Las causas que originan la conjuntivitis son extensas, por lo tanto si los agentes que desencadenan la inflamación de la conjuntiva son de naturaleza exógena se está frente a un escenario de una conjuntivitis no infecciosa. En estas condiciones se pueden incluir agentes físicos o químicos como sustancias o cuerpos extraños que abren brecha a una inflamación de la conjuntiva porque la irritan o la dañan.

Existen situaciones donde la conjuntivitis puede originarse por una patología que se encuentre asociada a otras enfermedades de la vista, por ejemplo una obstrucción del conducto lagrimal. También la conjuntivitis puede estar ligada con la edad, razón por la cual las personas mayores se exponen más a sufrir sequedad ocular y en ocasiones se presenta una conjuntivitis asociada con esta afección.

 

Síntomas de la conjuntivitis

De acuerdo a los factores involucrados en desencadenar una conjuntivitis, se determinan los síntomas.

En una conjuntivitis infecciosa que es causada por bacterias y virus, los síntomas que predominan son secreciones anormales, inflamación de la capa conjuntiva y ojos enrojecidos, aumento de la secreción lagrimal y dificultad para cerrar el párpado, sensación constante de tener un cuerpo extraño en el ojo, quemazón y presión ocular.

Al tratarse de una conjuntivitis no infecciosa se presentan generalmente síntomas como enrojecimiento de los ojos, picor, quemazón y sensación de cuerpo extraño en el ojo, incorporándose también una hiperproducción de lágrimas, estornudos y rinitis.

 

Diagnóstico de la conjuntivitis

La exploración ocular es el método empleado para diagnosticar una conjuntivitis. Para llevar a cabo el diagnóstico es requerido la utilización de una lámpara de hendidura que permite ampliar el ojo e iluminarlo para elevar la calidad de la exploración y para analizar detalladamente la capa conjuntiva y determinar cambios en su estado normal.

También el diagnostico puede incluir muestra de la mucosa de la conjuntiva para analizar y determinar qué agente patógeno ha sido el causante de la infección, en los casos donde se presenta una conjuntivitis derivada de infecciones bacterianas. Si la causa de la conjuntivitis es una alergia, esta puede determinarse mediante una prueba de alergia.

 

Tratamiento de la conjuntivitis

El tratamiento de la conjuntivitis se indica de acuerdo los factores desencadenantes de la patología.

Conjuntivitis bacteriana: se indica el uso de gotas para los ojos o una pomada con antibiótico, si se presenta un escenario de conjuntivitis severa el tratamiento generalmente suele constar de gotas para los ojos y fármacos específicos.

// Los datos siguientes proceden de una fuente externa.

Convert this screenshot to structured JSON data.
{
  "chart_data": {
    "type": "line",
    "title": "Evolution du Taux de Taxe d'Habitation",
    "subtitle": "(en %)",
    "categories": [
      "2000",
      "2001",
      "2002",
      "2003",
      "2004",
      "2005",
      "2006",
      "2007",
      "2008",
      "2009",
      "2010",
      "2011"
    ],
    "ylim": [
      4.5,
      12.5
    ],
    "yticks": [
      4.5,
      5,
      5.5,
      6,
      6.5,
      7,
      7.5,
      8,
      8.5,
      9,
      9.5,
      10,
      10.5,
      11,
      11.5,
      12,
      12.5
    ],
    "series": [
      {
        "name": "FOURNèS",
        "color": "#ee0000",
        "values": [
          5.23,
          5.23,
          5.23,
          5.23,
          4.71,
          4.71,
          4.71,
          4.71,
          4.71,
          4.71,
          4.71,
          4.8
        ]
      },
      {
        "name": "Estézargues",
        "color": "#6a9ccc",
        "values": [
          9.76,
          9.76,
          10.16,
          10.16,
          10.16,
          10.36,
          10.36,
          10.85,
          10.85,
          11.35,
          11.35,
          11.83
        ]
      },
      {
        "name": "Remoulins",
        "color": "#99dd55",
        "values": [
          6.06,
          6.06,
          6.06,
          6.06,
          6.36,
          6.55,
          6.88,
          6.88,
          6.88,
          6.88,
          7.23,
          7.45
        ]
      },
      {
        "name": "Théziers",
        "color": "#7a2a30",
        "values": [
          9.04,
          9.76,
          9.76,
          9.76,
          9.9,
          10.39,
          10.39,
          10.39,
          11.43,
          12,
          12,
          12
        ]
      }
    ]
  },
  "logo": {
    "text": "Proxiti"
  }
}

Conjuntivitis vírica: en estos casos se emplean las lágrimas artificiales se aconseja aplicar compresas frías sobre los ojos. Este tratamiento ayuda a reducir los síntomas significativamente. Sin embargo si la conjuntivitis vírica ha sido desencadenada por un virus del herpes el tratamiento ideal es el Aciclovir.

Conjuntivitis alérgica: el tratamiento incluye la aplicación de compresas frías sobre los ojos y lágrimas artificiales sin conservantes. También se recomienda acompañar el tratamiento con fármacos antiinflamatorios o corticoides, de acuerdo a las condiciones que se presenten El uso de antihistamínicos también se consideran efectivos en algunos casos.

Conjuntivitis por agentes externos: el tratamiento consiste en el uso de las lágrimas artificiales y aplicaciones de compresas frías sobre los ojos.

 

Evolución de la conjuntivitis

El intervalo de duración de la conjuntivitis por lo general es corto y este no acarrea complicaciones significativas y en el mayor número de los casos esta desaparece sin complicaciones. No obstante existen situaciones donde la conjuntivitis puede llegar a afectar la vista produciendo pérdida de la agudeza visual, esto sucede cuando la conjuntivitis ha afectado otras zonas del ojo como la córnea.

 

Prevención de la conjuntivitis

La precaución es la herramienta efectiva para prevenir la conjuntivitis. Para personas alérgicas en algunos casos se recomiendan fármacos que reducen la hipersensibilidad a alérgenos, como los antihistamínicos. En caso de embarazo e infección por gonococos se indica un tratamiento antibiótico.